While we were in transit from the island to Durham, somehow our New Yorkers got lost and are only now catching up.
There's an article in the November 24th issue by a George Parker, a letter from Baghdad which doesn't seem to have gotten the kind of national attention that it ought.
You may be wondering, after hearing Paul O'Neill assert that the decision to remove Saddam Hussein from office was made as early as ten days after the Bush Administration came into office, why there wasn't more planning about what would be done after the removal of Hussein by force had been achieved. Parker's report asserts that, indeed, plans for the aftermath were drawn up; they just weren't accepted, approved and followed.
One official is reported to have suggested that the reason Pentagon officials with expertise in postwar reconstruction were excluded from the planning process was because of “the fear. . .that such people would offer pessimistic scenarios, which would challenge Rumsfeld's aversion to using troops as peacekeepers; if leaked, these scenarios might dampen public enthusiasm for the war.”
“Public enthusiasm for the war.” That phrase is chilling. Who thinks that way?
In any event, Parker's observations just reinforce my suspicion that the reason the project in Iraq is in such disarray, is because Iraq is not the issue for the Bush Administration. The destruction of Iraq doesn't matter. Indeed, since the purpose of the Iraq adventure is to set an example for all those other nations who might be tempted to resist U.S. demands, the greater the destruction, chaos, and suffering, so much the better.

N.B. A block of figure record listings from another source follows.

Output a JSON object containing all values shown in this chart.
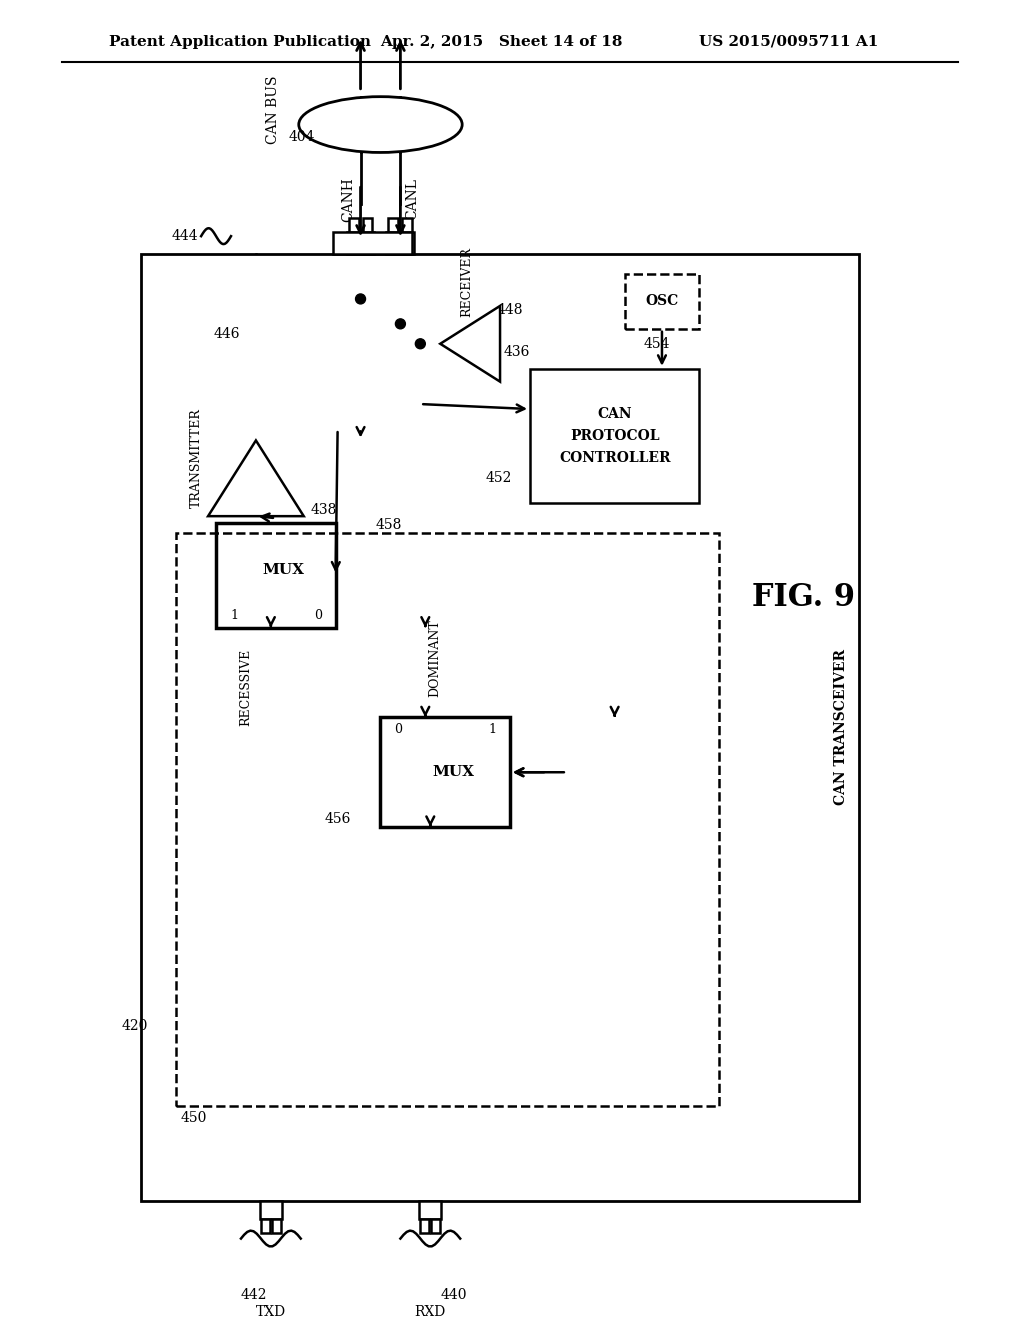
{
  "header_left": "Patent Application Publication",
  "header_mid": "Apr. 2, 2015   Sheet 14 of 18",
  "header_right": "US 2015/0095711 A1",
  "fig_label": "FIG. 9",
  "bg_color": "#ffffff",
  "line_color": "#000000"
}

The fate of Iraq is to serve as a deterrent. Success will not be measured with statistics of improving health, education, welfare and the guarantee of human rights, but by whether or not its neighbors in the region apply the lessons of Iraq to their own behavior. And, as Drew Erdmann, now serving the National Security Council as Director for Iran and Stragetic Planning observed, “if the Iraqis don't hate us.”
I don't know about you, but I think that's shameful.